Going without sex is freakish and unnatural.
Prior to a couple generations ago, waiting until marriage had been the norm (e.g. natural state) for six thousand years.
Sex is good. Sex is fun. We are going to do it.
So troll, at what age do you suggest children first engage in sexual intercourse?
We are guided by our instincts, tempered by our upbringing and our values. That said, sex is one of our most base instincts.
Yes, and YOUR SUGGESTION that we discard six thousand years of Judeo-Christian values is the problem.
And as for you, miss marmelstein, there are plenty of girls born WITHOUT a hymen, or it is broken by regular physical activity that has NOTHING to do with sex. You seem to share the attitude voiced by some in the more extremist Muslim countries.
Now troll, I realize that you've only been on FR for a few months (if this is your first time), but I've noticed that many trolls compare Christians to the Taliban, jihadists or something similar just before they are zotted.

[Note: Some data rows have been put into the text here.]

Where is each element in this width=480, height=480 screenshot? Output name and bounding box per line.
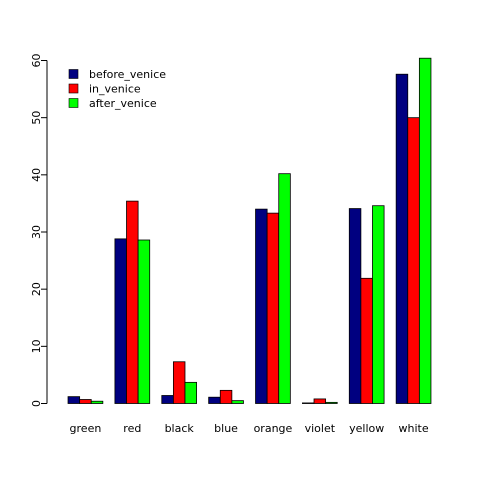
bar-green-in_venice (79, 399, 92, 404)
bar-violet-in_venice (313, 398, 327, 404)
category-label: white (399, 422, 429, 435)
category-label: black (165, 422, 195, 435)
bar-red-before_venice (114, 238, 127, 404)
bar-green-after_venice (90, 400, 104, 404)
category-label: violet (305, 422, 336, 435)
bar-orange-before_venice (255, 208, 268, 404)
legend-item-in_venice: in_venice (68, 83, 141, 96)
bar-group-blue (208, 389, 244, 404)
bar-group-violet (302, 398, 338, 404)
category-label: green (70, 422, 102, 435)
y-tick-label: 40 (30, 168, 43, 182)
bar-green-before_venice (67, 396, 81, 404)
bar-red-after_venice (137, 239, 151, 404)
bar-violet-before_venice (302, 402, 315, 404)
bar-white-in_venice (407, 117, 420, 404)
y-tick-label: 10 (30, 339, 43, 353)
legend-item-before_venice: before_venice (68, 68, 166, 81)
bar-yellow-after_venice (372, 205, 385, 404)
bar-orange-in_venice (266, 212, 280, 404)
legend-label: before_venice (89, 68, 166, 81)
bar-group-black (161, 361, 197, 404)
bar-group-green (67, 396, 104, 404)
bar-yellow-before_venice (348, 208, 362, 404)
y-tick-label: 0 (30, 400, 43, 407)
bar-black-after_venice (184, 381, 197, 404)
bar-black-in_venice (172, 361, 186, 404)
bar-violet-after_venice (325, 401, 338, 404)
bar-yellow-in_venice (360, 277, 373, 404)
y-axis: 0 10 20 30 40 50 60 (30, 54, 48, 407)
category-labels: green red black blue orange violet yellow white (70, 422, 429, 435)
category-label: orange (254, 422, 293, 435)
category-label: yellow (349, 422, 384, 435)
bar-group-red (114, 200, 151, 404)
bar-blue-after_venice (231, 400, 244, 404)
bar-white-after_venice (418, 57, 432, 404)
y-tick-label: 30 (30, 225, 43, 239)
legend-item-after_venice: after_venice (68, 97, 157, 110)
bar-red-in_venice (126, 200, 139, 404)
bar-blue-in_venice (219, 389, 233, 404)
y-tick-label: 60 (30, 54, 43, 68)
legend-swatch (68, 98, 79, 108)
bar-black-before_venice (161, 395, 174, 404)
legend-swatch (68, 69, 79, 79)
legend-swatch (68, 83, 79, 94)
category-label: blue (214, 422, 238, 435)
bar-orange-after_venice (278, 173, 291, 404)
bar-group-yellow (348, 205, 385, 404)
y-tick-label: 20 (30, 282, 43, 296)
bar-group-white (395, 57, 432, 404)
bar-groups (67, 57, 432, 404)
y-tick-label: 50 (30, 111, 43, 125)
bar-group-orange (255, 173, 291, 404)
bar-blue-before_venice (208, 396, 221, 404)
category-label: red (123, 422, 141, 435)
legend-label: after_venice (89, 97, 157, 110)
legend-label: in_venice (89, 83, 141, 96)
bar-white-before_venice (395, 73, 409, 404)
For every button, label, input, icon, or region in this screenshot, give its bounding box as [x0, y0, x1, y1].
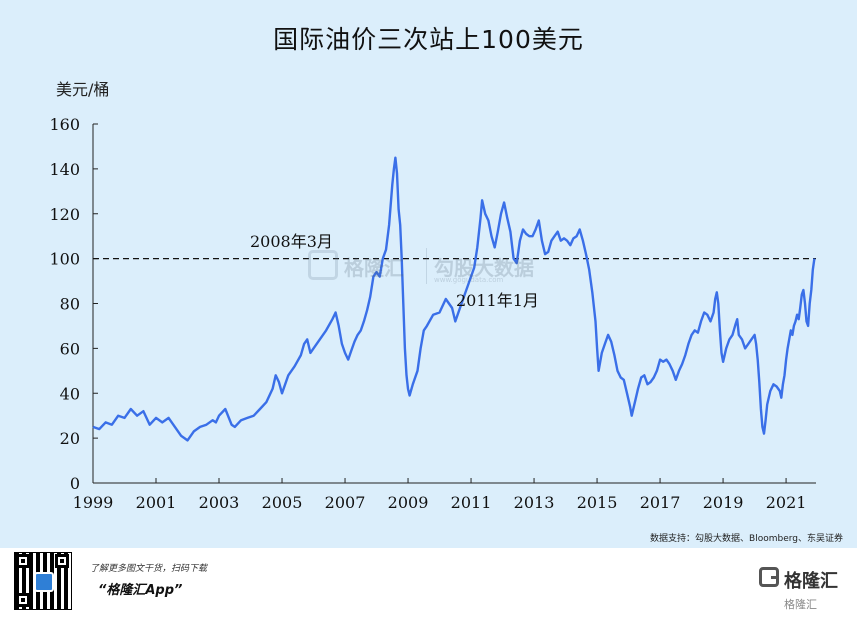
y-tick-label: 140	[49, 160, 80, 179]
x-tick-label: 1999	[73, 493, 114, 512]
x-tick-label: 2013	[514, 493, 555, 512]
watermark-brand: 格隆汇	[344, 256, 404, 280]
watermark-subtitle: 勾股大数据	[434, 256, 534, 280]
qr-finder-icon	[55, 554, 69, 568]
qr-logo-icon	[34, 572, 54, 592]
x-tick-label: 2015	[577, 493, 618, 512]
x-tick-label: 2003	[199, 493, 240, 512]
x-tick-label: 2005	[262, 493, 303, 512]
qr-finder-icon	[16, 593, 30, 607]
y-tick-label: 40	[60, 384, 80, 403]
oil-price-chart: 0 20 40 60 80 100 120 140 160 1999 2001 2003 2005 200…	[49, 115, 816, 512]
watermark-url: www.gogudata.com	[434, 276, 504, 284]
annotation-2011-january: 2011年1月	[456, 291, 539, 310]
watermark-logo-icon	[308, 250, 338, 280]
y-tick-label: 120	[49, 205, 80, 224]
y-tick-label: 20	[60, 429, 80, 448]
y-tick-label: 0	[70, 474, 80, 493]
y-tick-label: 160	[49, 115, 80, 134]
x-tick-label: 2017	[640, 493, 681, 512]
chart-panel: 0 20 40 60 80 100 120 140 160 1999 2001 2003 2005 200…	[0, 0, 857, 548]
x-tick-label: 2011	[451, 493, 492, 512]
brand-logo-text: 格隆汇	[784, 571, 838, 592]
source-note: 数据支持：勾股大数据、Bloomberg、东吴证券	[650, 534, 843, 544]
y-axis-unit-label: 美元/桶	[56, 80, 110, 99]
annotation-2008-march: 2008年3月	[250, 232, 333, 251]
footer: 了解更多图文干货，扫码下载 “格隆汇App” 格隆汇 格隆汇	[0, 548, 857, 618]
x-tick-label: 2009	[388, 493, 429, 512]
brand-logo-icon	[759, 567, 779, 587]
x-tick-label: 2019	[703, 493, 744, 512]
footer-app-name[interactable]: “格隆汇App”	[98, 583, 183, 598]
watermark-divider	[426, 248, 427, 284]
y-tick-label: 60	[60, 339, 80, 358]
oil-price-series-line	[92, 156, 816, 442]
y-tick-label: 80	[60, 295, 80, 314]
chart-title: 国际油价三次站上100美元	[273, 25, 584, 54]
x-tick-label: 2021	[766, 493, 807, 512]
qr-code-icon[interactable]	[14, 552, 72, 610]
corner-watermark: 格隆汇	[784, 598, 817, 611]
x-tick-label: 2007	[325, 493, 366, 512]
footer-tagline: 了解更多图文干货，扫码下载	[90, 564, 208, 574]
x-tick-label: 2001	[136, 493, 177, 512]
qr-finder-icon	[16, 554, 30, 568]
y-tick-label: 100	[49, 250, 80, 269]
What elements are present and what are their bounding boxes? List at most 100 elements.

This article was supposed to be about our attitudes regarding sex being shaped by the weirdo perverts in HollyWEIRD. How about you get back on topic instead of trying to ding me?
However, YOU share Hollywood's agenda.
Disease and abortion are natural? They are a consequence of making sex the all American past time.
Lack of self control is a liberal trait.
IBTZ
This thread prompted me to do some research on virginity - which, as you say, has been a staple of most societies for at least 2 millenium. I was especially interested to read up on the Vestals - those powerful women of Rome who guarded the temple of Vesta. I’ve visited the remnents of that temple in the Roman Forum. Admirable women, who, if “I, Claudius” is to be believed, also guarded the wills of the Emperors.
Virginity was also believed (and perhaps rightly so) to be excellent for fertility. Fertility and the cult of virginity were very big in the ancient world.
IBTZ
I doubt it, especially with a screen name like that.
“Gods plan for sex is the best. Anything outside of His plan will bring problems, heartache and misery.”
Add to that diseases.
Yeah, he took off in a strange direction. But then as a member of the Taliban I may have misread his remarks.
“Gods plan for sex is the best.”
Didn’t sex start only after Eve ate the forbidden fruit?
No, sex preceded the Fall (Genesis 2:24-25).
Well, it isn’t exactly an original insult, is it?